• Katie O'Bright, DPT

A Lesson In Empathy & Being Heard

A lesson in Empathy & Being Heard (written for providers…. but consumers/patients too)


“I have a really high pain tolerance, so when I say something hurts, it REALLY hurts”.


One thing that I have observed in my brief 6-year career as a physical therapist is that it is extremely important for patients to feel validated by healthcare providers. It is very common for patients to place a strong emphasis on their pain symptoms (rightfully so..) in the interview process, because they want to ensure they are being heard. They want their provider to understand that their problem is really affecting their quality of life and they want to do something about it.


Early in my career, I found this ‘exaggeration’ by patients to be annoying and misleading. Whenever I had a patient with a high pain report, when they looked to be sitting comfortably in the chair across from me, I couldn’t help but pass a bit of judgement. The thought of secondary gain always crossed my mind and this created a subconscious barrier between my patient and me. I can vividly recall one patient encounter that I had after returning from maternity leave with my first son. I remember this patient – a tall, fit, male soldier between 30-35 years old, seeing me for chronic low back pain. He seemed down, or agitated. He was slouched in the chair. I remember our exchange:


Me: “what’s your current level of pain just sitting here right now, 0 is no pain at all and 10 is the worst pain of your life?”

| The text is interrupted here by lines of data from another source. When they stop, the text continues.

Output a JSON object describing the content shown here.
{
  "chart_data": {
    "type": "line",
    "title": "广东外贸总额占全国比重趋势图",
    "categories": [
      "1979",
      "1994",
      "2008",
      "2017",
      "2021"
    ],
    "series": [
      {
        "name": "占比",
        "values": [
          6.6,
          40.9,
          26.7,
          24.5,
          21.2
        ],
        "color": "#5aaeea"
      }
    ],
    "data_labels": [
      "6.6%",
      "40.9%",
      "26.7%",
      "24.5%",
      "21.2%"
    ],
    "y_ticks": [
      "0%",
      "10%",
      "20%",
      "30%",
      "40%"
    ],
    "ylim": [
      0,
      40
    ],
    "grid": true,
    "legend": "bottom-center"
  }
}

Patient: “I have a high pain tolerance and I would say it’s about an 8 right now”


Me: (annoyed, recalling my recent experience of natural childbirth without drugs, and generally feeling dissatisfied with my career and work peers at that point) “So you’re currently in close to the worst pain of your life, like as intense as childbirth?”


Patient: (provoked, probably a little pissed at me for calling him out like that) “Well, ma’am, I’ve never been through childbirth, so I don’t really think I can use that as a reference”


Schooled. He schooled me good. At that moment in time, a light bulb switched on for me and it hasn’t shut off since. I actually remember taking a moment to reflect and apologized for my insensitivity, to which he graciously forgave me. We ended up having a very pleasant patient/provider relationship and he did well, restoring a good percentage of the functional activities that he had abandoned because of his back pain.


How quickly that encounter could have gone wrong…. My lack of empathy could have sent this young soldier into a downward spiral of healthcare provider distrust and into the horrific chronic pain continuum – the straw that broke the camel’s back, so to speak. I wanted no part in that. I took a small vow to never make comparisons or draw conclusions about a patient’s report. Who am I to judge how someone feels or should feel?


That encounter was the beginning of a turning point in my career. I started to become much less focused on me and the results that I was producing for patients and much more focused on how I could help the patient feel that they are in control. I was just there to listen, validate their concerns/feelings, and provide tools for them to achieve their goals. Something cool happened when I made this change – I was happier, and my patients were happier. Even the ones that didn’t completely improve or had a tough time in therapy were grateful for the time that I spent with them, grateful for the bond we had developed, and grateful for the advocacy.

Empathy is an art and a practice. In my opinion, properly demonstrating empathy to your patient and ensuring they know that you are listening and that they are being heard is one of the most important things in establishing a foundation of trust, from which comes progress and healing. Giving patients the space and time that they need to explain their concerns in a way that they will be validated, not judged, is step #1. So even though we’ve heard the “I have a high pain tolerance” situation 1 million times over, the patient in front of you hasn’t had this much pain ever before. So Listen. Validate. Educate. This is why we do this.